Editorial (easy): E0. Who can win the max leaf?

For each vertex $v$, output Y if $v$ can appear in at least one achievable final set $S$, else N.

You are not counting how many distinct sets exist. That is E1.

Each round:

1. Add the current maximum-index leaf to $S$.
2. Delete a different leaf.

So:

Vertex $v$ is Y iff you can schedule deletions so that, in some round, $v$ is that max leaf.

Always Y

• $n$ (largest label, never deleted).
• $s$ = maximum-index leaf in the initial tree (round 1 is forced).

Trivial whole test

• If $s = n$, every round is forced. Only $n$ is ever stamped: output N...NY.

Usually N

Root the tree at $n$. For $v \ne n$, let $\mathrm{sub}[v]$ be the maximum label in $v$’s subtree away from $n$.

If $\mathrm{sub}[v] \ge v$, some descendant on the same branch has label at least $v$. While that descendant can still appear as a leaf, it beats $v$ as max leaf, so you can always delete $v$ before it wins. Then $v$ is N.

If $\mathrm{sub}[v] < v$, call $v$ a branch champion: every vertex farther out on that branch is smaller.

Vertex $n - 1$ can be Y even when $\mathrm{sub}[n - 1] > n - 1$ (so it is not a champion): a larger label sits below it on its branch, but once that child is cleared, $n - 1$ can still become max leaf. This happens on path-like trees.

Rule: mark $n - 1$ as Y when $\mathrm{sub}[n - 1] > n - 1$ and $s \ne n$.

Being a champion is necessary but not sufficient.

Example ($n = 7$, sample 3): vertices $4$ and $5$ are champions and both are Y, but vertex $1$ is a champion on a dead side branch and is N.

Champions are processed in increasing label order starting from $s$. When champion $v$ becomes relevant:

• all smaller-label champions have already shaped which leaves the other branches expose;
• on $v$’s own branch, the last active frontier below $v$ is $\mathrm{sub}[v]$.

Vertex $v$ can win in some play iff there is still at least one partial schedule among earlier champions that is not already frozen by the time the frontier was at $\mathrm{sub}[v]$.

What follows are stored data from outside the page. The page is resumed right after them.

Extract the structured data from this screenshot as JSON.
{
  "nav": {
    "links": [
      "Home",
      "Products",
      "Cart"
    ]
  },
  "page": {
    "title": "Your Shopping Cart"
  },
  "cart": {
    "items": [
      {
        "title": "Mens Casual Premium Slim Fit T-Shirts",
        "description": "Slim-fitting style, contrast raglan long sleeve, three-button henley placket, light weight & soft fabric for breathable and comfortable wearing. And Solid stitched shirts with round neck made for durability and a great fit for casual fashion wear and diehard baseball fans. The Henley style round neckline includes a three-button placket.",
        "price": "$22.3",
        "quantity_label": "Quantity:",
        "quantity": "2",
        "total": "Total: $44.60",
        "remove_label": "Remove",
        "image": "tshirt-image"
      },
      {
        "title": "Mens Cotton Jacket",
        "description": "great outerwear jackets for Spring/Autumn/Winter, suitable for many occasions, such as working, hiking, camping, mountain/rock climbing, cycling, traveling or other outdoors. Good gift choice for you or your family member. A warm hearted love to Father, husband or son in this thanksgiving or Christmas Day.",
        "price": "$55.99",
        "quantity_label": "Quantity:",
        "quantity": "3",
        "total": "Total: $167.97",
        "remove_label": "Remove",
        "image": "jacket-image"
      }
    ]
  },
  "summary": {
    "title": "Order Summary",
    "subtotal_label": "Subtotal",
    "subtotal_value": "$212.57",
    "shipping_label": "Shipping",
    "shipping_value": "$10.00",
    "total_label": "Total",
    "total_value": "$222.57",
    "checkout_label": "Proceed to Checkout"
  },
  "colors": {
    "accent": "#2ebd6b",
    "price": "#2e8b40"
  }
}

You do not need to list those schedules. You only need a yes/no test.

Run the same DFS from $n$ as in E1 to fill $\mathrm{sub}[\cdot]$.

Then sweep labels $i = s, s + 1, \ldots, n - 1$ and maintain one integer array $\mathrm{pre}[i]$:

• meaning: how many partial play outcomes are possible after processing all champions with label at most $i$;
• in E0 you never use the actual number for the final answer — only comparisons.

Build $\mathrm{pre}$ for labels $1, 2, \ldots, s - 1$ with the same update (start from $\mathrm{pre}[0] = 0$).

Set $\mathrm{pre}[s] = 1$ (round 1 fixes $s$).

For $i > s$:

• if $\mathrm{sub}[i] \ge i$ (not a champion): $\mathrm{pre}[i] = \mathrm{pre}[i - 1]$;
• else let $\mathrm{add} = \mathrm{pre}[i - 1] - \mathrm{pre}[\mathrm{sub}[i]]$ and set $\mathrm{pre}[i] = \mathrm{pre}[i - 1] + \mathrm{add}$.

Membership for champion $v$:

Equivalently, the increment $\mathrm{add}$ at $i = v$ would be positive. That is the entire feasibility test.

E1’s answer is built from the numeric values of the same sweep (how many distinct full sets remain at the end).

E0 only asks: “is the increment at $v$ positive?” — i.e. can $v$ still matter in at least one partial outcome?

No prefix sum of distinct sets is required for the problem statement; one array $\mathrm{pre}$ is enough.

1. Find $s$ = max-index leaf. Mark $n$ and $s$ as Y. If $s = n$, print and stop.
2. DFS from $n$ for $\mathrm{sub}[v]$.
3. Build $\mathrm{pre}$ with the sweep above.
4. For each $v < n$:
   • if $\mathrm{sub}[v] < v$ and $\mathrm{pre}[v - 1] > \mathrm{pre}[\mathrm{sub}[v]]$: Y;
   • else if $v = n - 1$ and $\mathrm{sub}[v] > v$ and $s \ne n$: Y;
   • else if $v \notin \{n, s\}$: N.

Achievable sets: $\{3,6,7\}$, $\{3,4,6,7\}$, $\{3,4,5,6,7\}$.

Output: NNYYYYY.

E0 classifies vertices with one comparison per champion.

E1 reuses the same $\mathrm{pre}$ sweep but keeps the numeric increments and sums them on the branch of $n - 1$ after index $\mathrm{other}$. See editorial.md.

$O(n)$ time and $O(n)$ memory per test case.